A common requirement on any operating system is to be able to view the total size of a list of folders and files on the file system, and be able to sort the list by size. Generally this isn’t straight forward to do. The commands below can be used to do just that.
Display folder sizes and sort in ascending order:
$ du -sBM * | sort -n
Example:
$ du -sBM * | sort -n 0M man 1M etc 1M games 1M include 1M sbin 1M src 3M lib 4M bin 27M share $
Display folder sizes and sort in descending order:
$ du -sBM * | sort -nr
Example:
$ du -sBM * | sort -nr 27M share 4M bin 3M lib 1M src 1M sbin 1M include 1M games 1M etc 0M man $
List Sizes with an overall total:
$ du -csBM * | sort -n
Example:
$ du -csBM * | sort -n 0M man 1M etc 1M games 1M include 1M sbin 1M src 3M lib 4M bin 27M share 33M total $
Create an alias:
If you often need to check folder and file sizes, rather than memorize the above commands, you can set up an alias, and put it in your .bashrc file so its always available.

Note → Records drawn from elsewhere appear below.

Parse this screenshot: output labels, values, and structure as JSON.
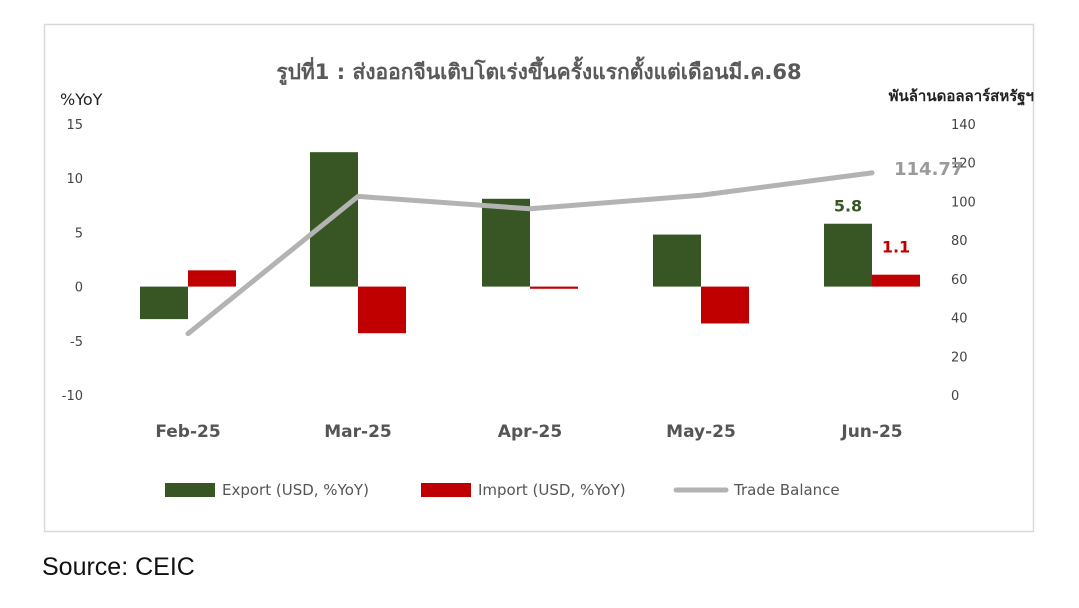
{
  "source_text": "Source:  CEIC",
  "colors": {
    "export": "#375623",
    "import": "#c00000",
    "trade_balance": "#b3b3b3"
  },
  "chart_data": {
    "type": "bar",
    "title": "รูปที่1 : ส่งออกจีนเติบโตเร่งขึ้นครั้งแรกตั้งแต่เดือนมี.ค.68",
    "ylabel": "%YoY",
    "ylabel_right": "พันล้านดอลลาร์สหรัฐฯ",
    "categories": [
      "Feb-25",
      "Mar-25",
      "Apr-25",
      "May-25",
      "Jun-25"
    ],
    "ylim": [
      -10,
      15
    ],
    "yticks": [
      "15",
      "10",
      "5",
      "0",
      "-5",
      "-10"
    ],
    "ylim_right": [
      0,
      140
    ],
    "yticks_right": [
      "140",
      "120",
      "100",
      "80",
      "60",
      "40",
      "20",
      "0"
    ],
    "legend_position": "bottom",
    "grid": false,
    "series": [
      {
        "name": "Export (USD, %YoY)",
        "type": "bar",
        "axis": "left",
        "values": [
          -3.0,
          12.4,
          8.1,
          4.8,
          5.8
        ]
      },
      {
        "name": "Import (USD, %YoY)",
        "type": "bar",
        "axis": "left",
        "values": [
          1.5,
          -4.3,
          -0.2,
          -3.4,
          1.1
        ]
      },
      {
        "name": "Trade Balance",
        "type": "line",
        "axis": "right",
        "values": [
          31.7,
          102.6,
          96.2,
          103.2,
          114.77
        ]
      }
    ],
    "data_labels": [
      {
        "series": 0,
        "index": 4,
        "text": "5.8"
      },
      {
        "series": 1,
        "index": 4,
        "text": "1.1"
      },
      {
        "series": 2,
        "index": 4,
        "text": "114.77"
      }
    ]
  }
}
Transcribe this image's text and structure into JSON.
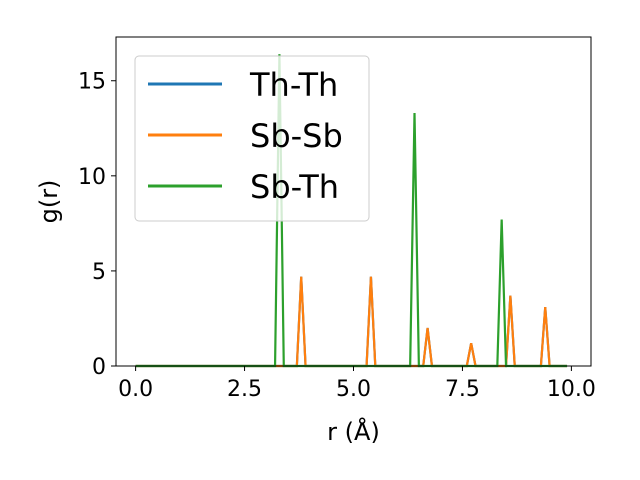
{
  "chart_data": {
    "type": "line",
    "title": "",
    "xlabel": "r (Å)",
    "ylabel": "g(r)",
    "xlim": [
      -0.45,
      10.45
    ],
    "ylim": [
      0,
      17.3
    ],
    "xticks": [
      0.0,
      2.5,
      5.0,
      7.5,
      10.0
    ],
    "xtick_labels": [
      "0.0",
      "2.5",
      "5.0",
      "7.5",
      "10.0"
    ],
    "yticks": [
      0,
      5,
      10,
      15
    ],
    "ytick_labels": [
      "0",
      "5",
      "10",
      "15"
    ],
    "grid": false,
    "legend_position": "top-left",
    "series": [
      {
        "name": "Th-Th",
        "color": "#1f77b4",
        "x": [
          0.0,
          3.7,
          3.8,
          3.9,
          5.3,
          5.4,
          5.5,
          6.6,
          6.7,
          6.8,
          7.6,
          7.7,
          7.8,
          8.5,
          8.6,
          8.7,
          9.3,
          9.4,
          9.5,
          9.9
        ],
        "y": [
          0,
          0,
          4.7,
          0,
          0,
          4.7,
          0,
          0,
          2.0,
          0,
          0,
          1.2,
          0,
          0,
          3.7,
          0,
          0,
          3.1,
          0,
          0
        ]
      },
      {
        "name": "Sb-Sb",
        "color": "#ff7f0e",
        "x": [
          0.0,
          3.7,
          3.8,
          3.9,
          5.3,
          5.4,
          5.5,
          6.6,
          6.7,
          6.8,
          7.6,
          7.7,
          7.8,
          8.5,
          8.6,
          8.7,
          9.3,
          9.4,
          9.5,
          9.9
        ],
        "y": [
          0,
          0,
          4.7,
          0,
          0,
          4.7,
          0,
          0,
          2.0,
          0,
          0,
          1.2,
          0,
          0,
          3.7,
          0,
          0,
          3.1,
          0,
          0
        ]
      },
      {
        "name": "Sb-Th",
        "color": "#2ca02c",
        "x": [
          0.0,
          3.2,
          3.3,
          3.4,
          6.3,
          6.4,
          6.5,
          8.3,
          8.4,
          8.5,
          9.9
        ],
        "y": [
          0,
          0,
          16.4,
          0,
          0,
          13.3,
          0,
          0,
          7.7,
          0,
          0
        ]
      }
    ]
  }
}
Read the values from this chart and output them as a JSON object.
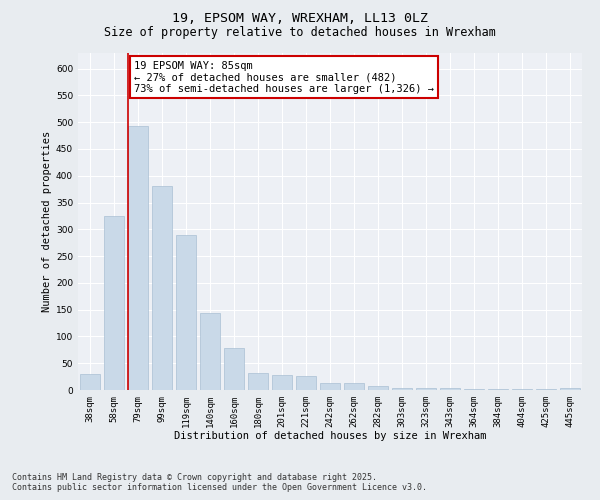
{
  "title_line1": "19, EPSOM WAY, WREXHAM, LL13 0LZ",
  "title_line2": "Size of property relative to detached houses in Wrexham",
  "xlabel": "Distribution of detached houses by size in Wrexham",
  "ylabel": "Number of detached properties",
  "categories": [
    "38sqm",
    "58sqm",
    "79sqm",
    "99sqm",
    "119sqm",
    "140sqm",
    "160sqm",
    "180sqm",
    "201sqm",
    "221sqm",
    "242sqm",
    "262sqm",
    "282sqm",
    "303sqm",
    "323sqm",
    "343sqm",
    "364sqm",
    "384sqm",
    "404sqm",
    "425sqm",
    "445sqm"
  ],
  "values": [
    30,
    325,
    492,
    380,
    290,
    143,
    78,
    32,
    28,
    27,
    14,
    13,
    7,
    4,
    3,
    4,
    2,
    2,
    2,
    1,
    4
  ],
  "bar_color": "#c9d9e8",
  "bar_edge_color": "#aac0d4",
  "vline_color": "#cc0000",
  "vline_x": 1.575,
  "annotation_text": "19 EPSOM WAY: 85sqm\n← 27% of detached houses are smaller (482)\n73% of semi-detached houses are larger (1,326) →",
  "annotation_box_facecolor": "#ffffff",
  "annotation_box_edgecolor": "#cc0000",
  "ylim": [
    0,
    630
  ],
  "yticks": [
    0,
    50,
    100,
    150,
    200,
    250,
    300,
    350,
    400,
    450,
    500,
    550,
    600
  ],
  "bg_color": "#e8ecf0",
  "plot_bg_color": "#edf0f5",
  "grid_color": "#ffffff",
  "footer": "Contains HM Land Registry data © Crown copyright and database right 2025.\nContains public sector information licensed under the Open Government Licence v3.0.",
  "title_fontsize": 9.5,
  "subtitle_fontsize": 8.5,
  "axis_label_fontsize": 7.5,
  "tick_fontsize": 6.5,
  "annotation_fontsize": 7.5,
  "footer_fontsize": 6.0
}
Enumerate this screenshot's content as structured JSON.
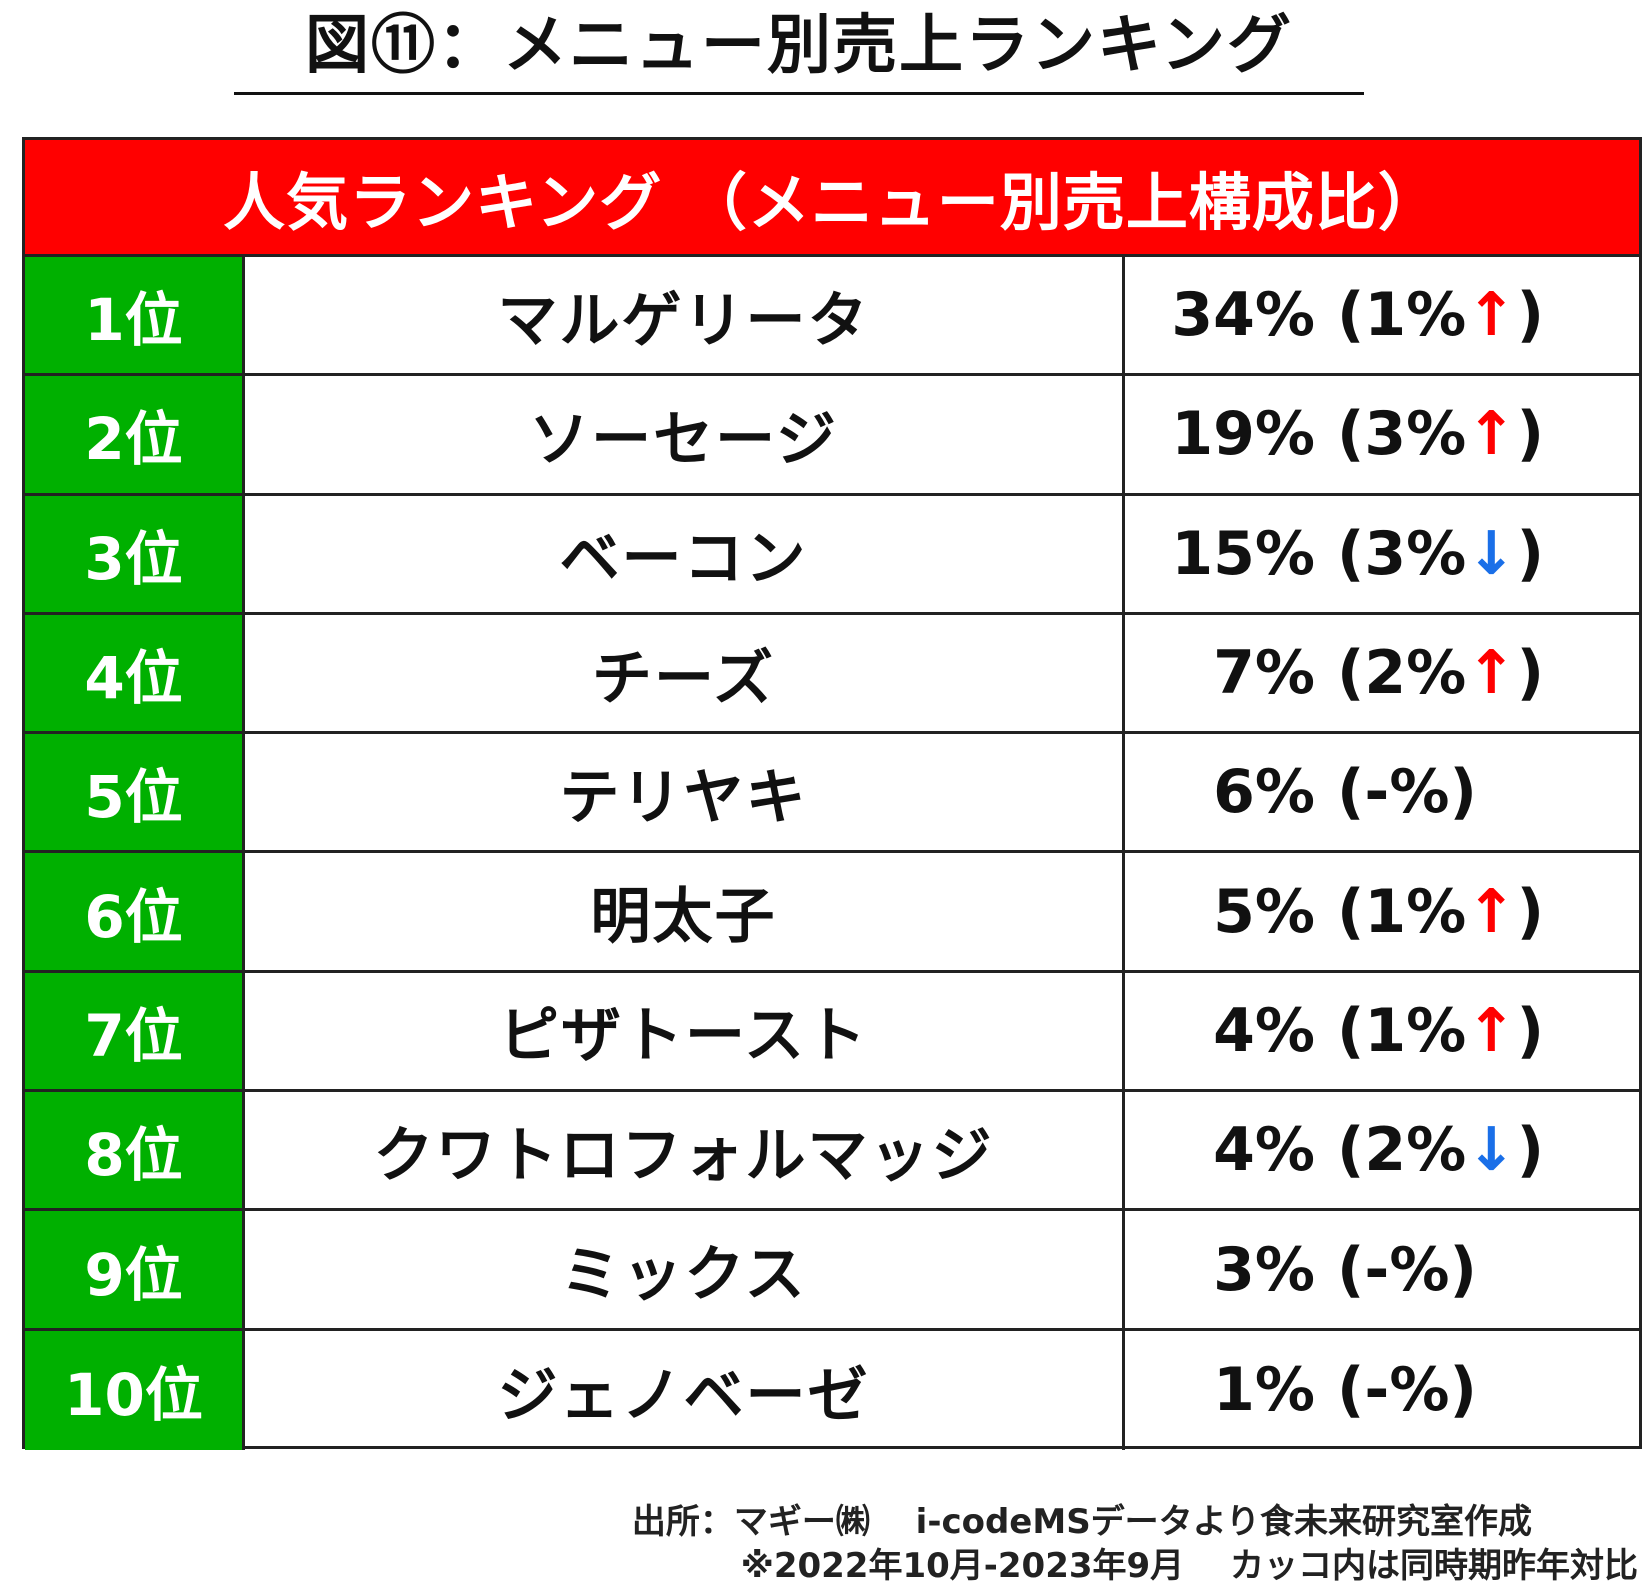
{
  "title": "図⑪：メニュー別売上ランキング",
  "table": {
    "header": "人気ランキング （メニュー別売上構成比）",
    "rows": [
      {
        "rank": "1位",
        "name": "マルゲリータ",
        "share": "34%",
        "change": "(1%",
        "arrow": "↑",
        "direction": "up",
        "close": ")"
      },
      {
        "rank": "2位",
        "name": "ソーセージ",
        "share": "19%",
        "change": "(3%",
        "arrow": "↑",
        "direction": "up",
        "close": ")"
      },
      {
        "rank": "3位",
        "name": "ベーコン",
        "share": "15%",
        "change": "(3%",
        "arrow": "↓",
        "direction": "down",
        "close": ")"
      },
      {
        "rank": "4位",
        "name": "チーズ",
        "share": "7%",
        "change": "(2%",
        "arrow": "↑",
        "direction": "up",
        "close": ")"
      },
      {
        "rank": "5位",
        "name": "テリヤキ",
        "share": "6%",
        "change": "(-%)",
        "arrow": "",
        "direction": "none",
        "close": ""
      },
      {
        "rank": "6位",
        "name": "明太子",
        "share": "5%",
        "change": "(1%",
        "arrow": "↑",
        "direction": "up",
        "close": ")"
      },
      {
        "rank": "7位",
        "name": "ピザトースト",
        "share": "4%",
        "change": "(1%",
        "arrow": "↑",
        "direction": "up",
        "close": ")"
      },
      {
        "rank": "8位",
        "name": "クワトロフォルマッジ",
        "share": "4%",
        "change": "(2%",
        "arrow": "↓",
        "direction": "down",
        "close": ")"
      },
      {
        "rank": "9位",
        "name": "ミックス",
        "share": "3%",
        "change": "(-%)",
        "arrow": "",
        "direction": "none",
        "close": ""
      },
      {
        "rank": "10位",
        "name": "ジェノベーゼ",
        "share": "1%",
        "change": "(-%)",
        "arrow": "",
        "direction": "none",
        "close": ""
      }
    ]
  },
  "footer": {
    "source": "出所：マギー㈱　 i-codeMSデータより食未来研究室作成",
    "note": "※2022年10月-2023年9月　 カッコ内は同時期昨年対比"
  },
  "colors": {
    "header_bg": "#ff0000",
    "rank_bg": "#00b000",
    "arrow_up": "#ff0000",
    "arrow_down": "#1a6fe8"
  }
}
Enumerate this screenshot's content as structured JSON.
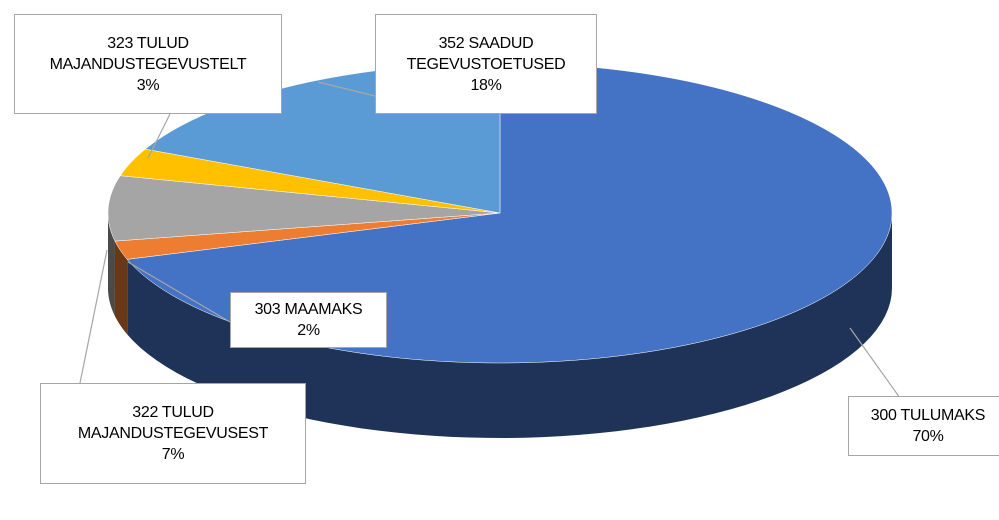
{
  "chart_data": {
    "type": "pie3d",
    "categories": [
      "300 TULUMAKS",
      "303 MAAMAKS",
      "322 TULUD MAJANDUSTEGEVUSEST",
      "323 TULUD MAJANDUSTEGEVUSTELT",
      "352 SAADUD TEGEVUSTOETUSED"
    ],
    "values": [
      70,
      2,
      7,
      3,
      18
    ],
    "value_labels": [
      "70%",
      "2%",
      "7%",
      "3%",
      "18%"
    ],
    "colors": [
      "#4472c4",
      "#ed7d31",
      "#a5a5a5",
      "#ffc000",
      "#5b9bd5"
    ]
  }
}
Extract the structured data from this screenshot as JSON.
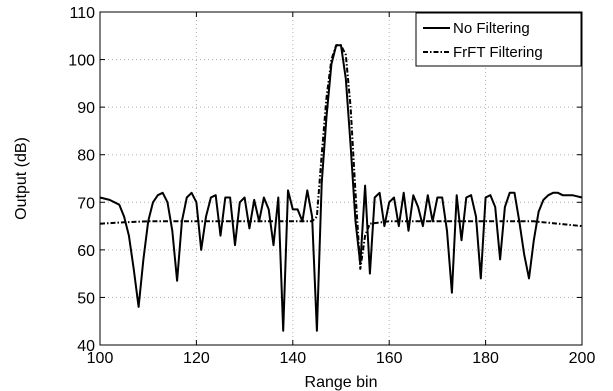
{
  "chart_data": {
    "type": "line",
    "title": "",
    "xlabel": "Range bin",
    "ylabel": "Output (dB)",
    "xlim": [
      100,
      200
    ],
    "ylim": [
      40,
      110
    ],
    "xticks": [
      100,
      120,
      140,
      160,
      180,
      200
    ],
    "yticks": [
      40,
      50,
      60,
      70,
      80,
      90,
      100,
      110
    ],
    "grid": true,
    "legend_position": "top-right",
    "series": [
      {
        "name": "No Filtering",
        "line_style": "solid",
        "color": "#000000",
        "x": [
          100,
          102,
          104,
          105,
          106,
          107,
          108,
          109,
          110,
          111,
          112,
          113,
          114,
          115,
          116,
          117,
          118,
          119,
          120,
          121,
          122,
          123,
          124,
          125,
          126,
          127,
          128,
          129,
          130,
          131,
          132,
          133,
          134,
          135,
          136,
          137,
          138,
          139,
          140,
          141,
          142,
          143,
          144,
          145,
          146,
          147,
          148,
          149,
          150,
          151,
          152,
          153,
          154,
          155,
          156,
          157,
          158,
          159,
          160,
          161,
          162,
          163,
          164,
          165,
          166,
          167,
          168,
          169,
          170,
          171,
          172,
          173,
          174,
          175,
          176,
          177,
          178,
          179,
          180,
          181,
          182,
          183,
          184,
          185,
          186,
          187,
          188,
          189,
          190,
          191,
          192,
          193,
          194,
          195,
          196,
          198,
          200
        ],
        "y": [
          71,
          70.5,
          69.5,
          67,
          63,
          56,
          48,
          58,
          66,
          70,
          71.5,
          72,
          70,
          64,
          53.5,
          66,
          71,
          72,
          70,
          60,
          67,
          71,
          71.5,
          63,
          71,
          71,
          61,
          70,
          71,
          64.5,
          70.5,
          66,
          71,
          68.5,
          61,
          71,
          43,
          72.5,
          68.5,
          68.5,
          66,
          72.5,
          67,
          43,
          74,
          88,
          99,
          103,
          103,
          96,
          82,
          66,
          57,
          73.5,
          55,
          71,
          72,
          65,
          70,
          71,
          65,
          72,
          64,
          71.5,
          69,
          65,
          71.5,
          66,
          71,
          71,
          64,
          51,
          71.5,
          62,
          71,
          71.5,
          67,
          54,
          71,
          71.5,
          69,
          58,
          69,
          72,
          72,
          66,
          59,
          54,
          62,
          68,
          70.5,
          71.5,
          72,
          72,
          71.5,
          71.5,
          71
        ]
      },
      {
        "name": "FrFT Filtering",
        "line_style": "dash-dot",
        "color": "#000000",
        "x": [
          100,
          105,
          110,
          115,
          120,
          125,
          130,
          135,
          138,
          140,
          142,
          144,
          145,
          146,
          147,
          148,
          149,
          150,
          151,
          152,
          153,
          154,
          155,
          156,
          160,
          165,
          170,
          175,
          180,
          185,
          190,
          195,
          200
        ],
        "y": [
          65.5,
          65.8,
          66,
          66,
          66,
          66,
          66,
          66,
          66,
          66,
          66,
          66,
          67,
          80,
          92,
          100,
          103,
          103,
          101,
          90,
          72,
          56,
          63,
          65.5,
          66,
          66,
          66,
          66,
          66,
          66,
          66,
          65.5,
          65
        ]
      }
    ]
  }
}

$ alias du-sort="du -csBM * | sort -n"
Then you can just issue the command using:
$ du-sort
Example:
$ du-sort 0M man 1M etc 1M games 1M include 1M sbin 1M src 3M lib 4M bin 27M share 33M total $
Add this alias to the .bashrc file in your home folder. This may change depending on your distribution.
$ nano ~/.bashrc
Simply add the alias line to the end of this file, save it, log out, and log back in, and you should still be able to use the ‘du-sort’ command.